We can answer this by comparing the t-statistic to the t-distribution.

But first, we need to evaluate how complex the t-statistic is. We do this by estimating the degrees of freedom, or the number of values that are free to vary after calculating a statistic. In this case, we have two samples with 300 observations each, hence:

df = 530

Crucially, this affects the shape of the t-distribution and, thus, determines the location of the critical value we use to evaluate the null hypothesis.


Summary:

  • \(\alpha = 0.05\)
  • \(H_{0}: \mu_1 = \mu_2\)
  • \(p =\) 0.0003

Translation: the null hypothesis is really, really unlikely. So, there must be some difference in the mean!

ANOVA


We have five samples of points, each consisting of 100 measurements of length (mm).

Question: Are these samples of the same point type? The same population?

Analysis of Variance (ANOVA) is like a t-test but for more than two samples.

The null hypothesis:

\(H_0:\) no difference between groups

The alternate hypothesis:

\(H_1:\) at least one group is different

Variance Decomposition. When group membership is known, the contribution of any value \(x_{ij}\) to the variance can be split into two parts:

\[(x_{ij} - \bar{x}) = (\bar{x}_{j} - \bar{x}) + (x_{ij} - \bar{x}_{j})\]

where

  • \(i\) is the \(i\)th observation,
  • \(j\) is the \(j\)th group,
  • \(\bar{x}\) is the between-group mean, and
  • \(\bar{x_{j}}\) is the within-group mean (of group \(j\)).

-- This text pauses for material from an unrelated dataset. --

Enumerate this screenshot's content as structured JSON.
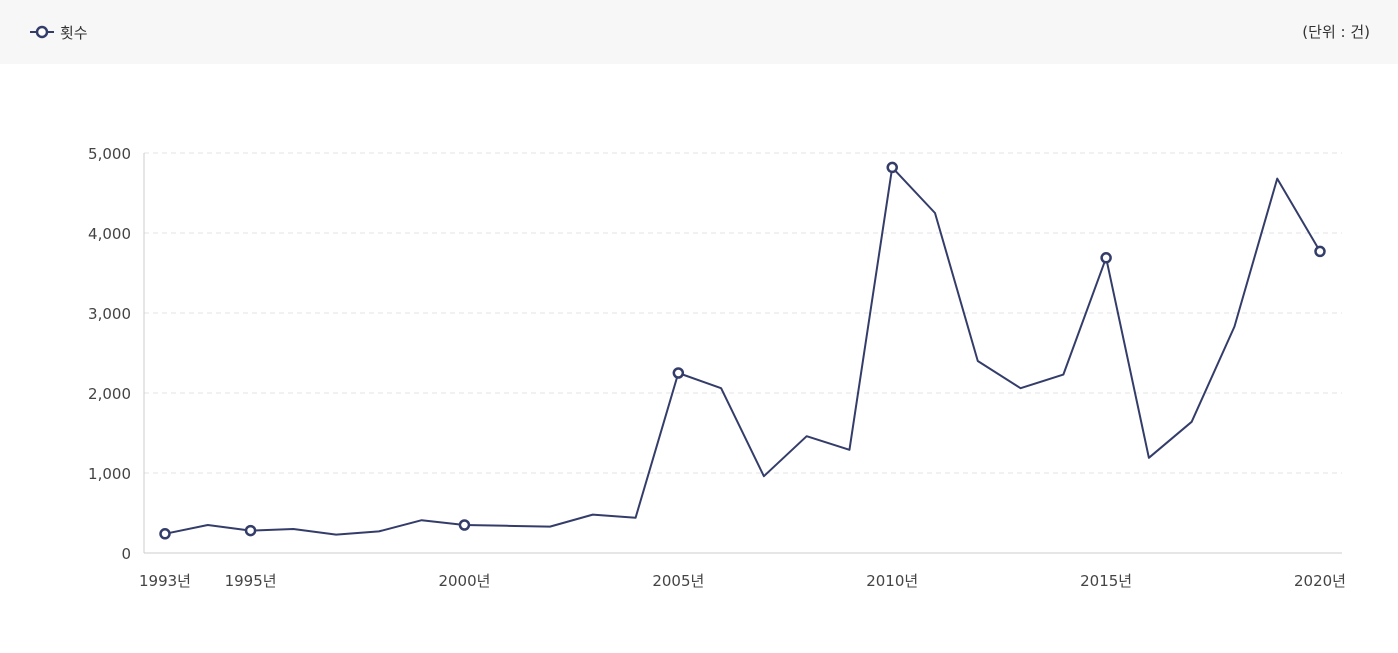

Sum and square the differences for all \(n\) observation and \(m\) groups gives us:

\[SS_{T} = SS_{B} + SS_{W}\]

where

  • \(SS_{T}\): Total Sum of Squares
  • \(SS_{B}\): Between-group Sum of Squares
  • \(SS_{W}\): Within-group Sum of Squares

Ratio of variances:

\[F = \frac{\text{between-group variance}}{\text{within-group variance}}\]

where

  • Between-group variance = \(SS_{B}/df_{B}\) and \(df_{B}=m-1\).
  • Within-group variance = \(SS_{W}/df_{W}\) and \(df_{W}=m(n-1)\).

Question: Here, \(F=\) 5.63. How probable is this estimate?

We can answer this question by comparing the F-statistic to the F-distribution.


Summary:

  • \(\alpha = 0.05\)
  • \(H_{0}:\) no difference
  • \(p=\) 0.003

Translation: the null hypothesis is really, really unlikely, so there must be some difference between groups!